In his exploration of the uncanny, Freud also delves into the idea of the double. The doppelgänger is the identical other – often connected almost supernaturally – and shares feelings, behaviors, and actions. While the uncanny valley can refer to the disturbingly human appearance of robots and computer generated characters, it has wider relevance within our post-internet environment, where people spend significant time online as virtual identities, and human interaction is inseparable from technological interfaces. In this realm, identity is malleable, and we are often unsure of who – or what – is beneath the avatars with whom we connect and interact. The paradigm of translating the real into the virtual is now being reversed and the lens through which we interpret real life is inextricably tied to the virtual worlds we spend so much time in each day. Reveling in this sense of unease, Olimpia’s Eyes reflects this time when the technological and the human seamlessly intertwine.
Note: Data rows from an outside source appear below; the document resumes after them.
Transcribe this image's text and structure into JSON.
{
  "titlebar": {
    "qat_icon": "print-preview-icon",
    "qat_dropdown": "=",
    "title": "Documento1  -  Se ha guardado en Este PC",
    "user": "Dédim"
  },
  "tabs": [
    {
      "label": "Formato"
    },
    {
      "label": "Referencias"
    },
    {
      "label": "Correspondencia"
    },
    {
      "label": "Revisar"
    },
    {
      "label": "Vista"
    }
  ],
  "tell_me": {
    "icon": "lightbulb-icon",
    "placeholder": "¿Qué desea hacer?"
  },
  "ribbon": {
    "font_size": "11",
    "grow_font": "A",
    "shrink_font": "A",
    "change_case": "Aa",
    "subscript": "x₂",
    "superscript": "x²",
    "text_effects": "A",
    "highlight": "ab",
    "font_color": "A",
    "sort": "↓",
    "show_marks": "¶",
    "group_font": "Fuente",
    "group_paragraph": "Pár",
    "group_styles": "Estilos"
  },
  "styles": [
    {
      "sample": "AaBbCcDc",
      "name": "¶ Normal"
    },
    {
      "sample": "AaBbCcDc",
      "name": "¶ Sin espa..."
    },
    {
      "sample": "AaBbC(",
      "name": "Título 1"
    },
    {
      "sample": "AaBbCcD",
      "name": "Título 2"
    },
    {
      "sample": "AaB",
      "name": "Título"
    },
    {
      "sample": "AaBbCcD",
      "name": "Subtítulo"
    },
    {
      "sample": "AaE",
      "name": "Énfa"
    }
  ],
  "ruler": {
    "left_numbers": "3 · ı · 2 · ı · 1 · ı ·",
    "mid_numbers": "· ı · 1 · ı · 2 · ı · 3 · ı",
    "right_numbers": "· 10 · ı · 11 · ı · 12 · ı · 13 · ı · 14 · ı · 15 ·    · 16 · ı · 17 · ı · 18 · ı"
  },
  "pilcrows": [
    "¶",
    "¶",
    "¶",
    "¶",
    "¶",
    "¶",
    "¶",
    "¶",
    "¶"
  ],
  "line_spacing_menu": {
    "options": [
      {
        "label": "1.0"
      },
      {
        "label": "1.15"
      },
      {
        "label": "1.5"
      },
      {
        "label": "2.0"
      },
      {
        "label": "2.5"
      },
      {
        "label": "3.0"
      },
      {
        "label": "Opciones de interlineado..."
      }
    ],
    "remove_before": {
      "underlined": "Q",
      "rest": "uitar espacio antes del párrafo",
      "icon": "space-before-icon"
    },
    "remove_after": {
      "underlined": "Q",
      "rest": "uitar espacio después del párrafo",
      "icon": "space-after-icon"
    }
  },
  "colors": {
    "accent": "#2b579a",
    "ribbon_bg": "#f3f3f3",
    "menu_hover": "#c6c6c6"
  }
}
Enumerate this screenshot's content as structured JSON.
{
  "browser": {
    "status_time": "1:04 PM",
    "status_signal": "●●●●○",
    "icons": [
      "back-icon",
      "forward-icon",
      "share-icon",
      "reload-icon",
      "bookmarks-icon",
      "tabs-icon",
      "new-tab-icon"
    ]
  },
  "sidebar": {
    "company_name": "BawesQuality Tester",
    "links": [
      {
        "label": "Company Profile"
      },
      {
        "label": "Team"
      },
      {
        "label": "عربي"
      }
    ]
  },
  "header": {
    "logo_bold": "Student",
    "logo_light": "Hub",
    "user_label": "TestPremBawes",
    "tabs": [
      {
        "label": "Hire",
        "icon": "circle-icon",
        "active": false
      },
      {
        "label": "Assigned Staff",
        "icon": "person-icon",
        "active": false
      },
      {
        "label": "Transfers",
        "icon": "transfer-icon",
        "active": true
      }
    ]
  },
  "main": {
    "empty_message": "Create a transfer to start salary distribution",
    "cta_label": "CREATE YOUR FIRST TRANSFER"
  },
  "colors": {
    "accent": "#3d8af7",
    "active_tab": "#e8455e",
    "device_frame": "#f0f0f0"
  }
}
Jessica Hodin received her BA from Dartmouth College, New Hampshire, with a major in Art History and holds a Master's Degree in Art Business from the Sotheby's Institute of Art, New York. For three years she was with the Winston Art Group focusing on sales strategy, placing her clients' artworks in the ever-changing markets to achieve maximum returns. From 2013-2014, she curated and directed the Bleecker Street Arts Club in
Manhattan's West Village. Currently, Jessica manages Art Basel's Crowdfunding Initiative, a partnership with Kickstarter that supports non-commercial art projects. She is part of Art Basel's New Business Initiative's team, which handles strategic brand positioning through the development and implementation of new projects on behalf of the Swiss-based fair. She continues to advise clients with respect to art acquisitions and pursue independent curatorial projects.
BEN CHARLES WEINER
Ben Charles Weiner received his BA from Wesleyan University, Connecticut, and studied independently under Mexican muralist José Lazcarro at Universidad de las Americas, Mexico. He has exhibited his work internationally with shows at institutions including the Aldrich Contemporary Art Museum, the Ezra and Cecile Zilkha Gallery, the Carnegie Art Museum, the Orange County Museum of Art, Mana Contemporary, the Tarble Art Center, and the Boca Raton Museum of Art. His work is in collections including Sammlung/Collection Mondstudio, the Progressive Collection, The Microsoft Collection, and the Frederick R. Weisman Foundation Collection. He was the recipient of 2012 Fiscal Sponsorship with NYFA, and a 2010 NYFA Painting Fellowship. Weiner has been written about in many notable publications such as The New York Times, The Wall Street Journal, and Interview Magazine. Ben would like to give special thanks to research assistant Lydia Boehm for her contribution to Olimpia’s Eyes.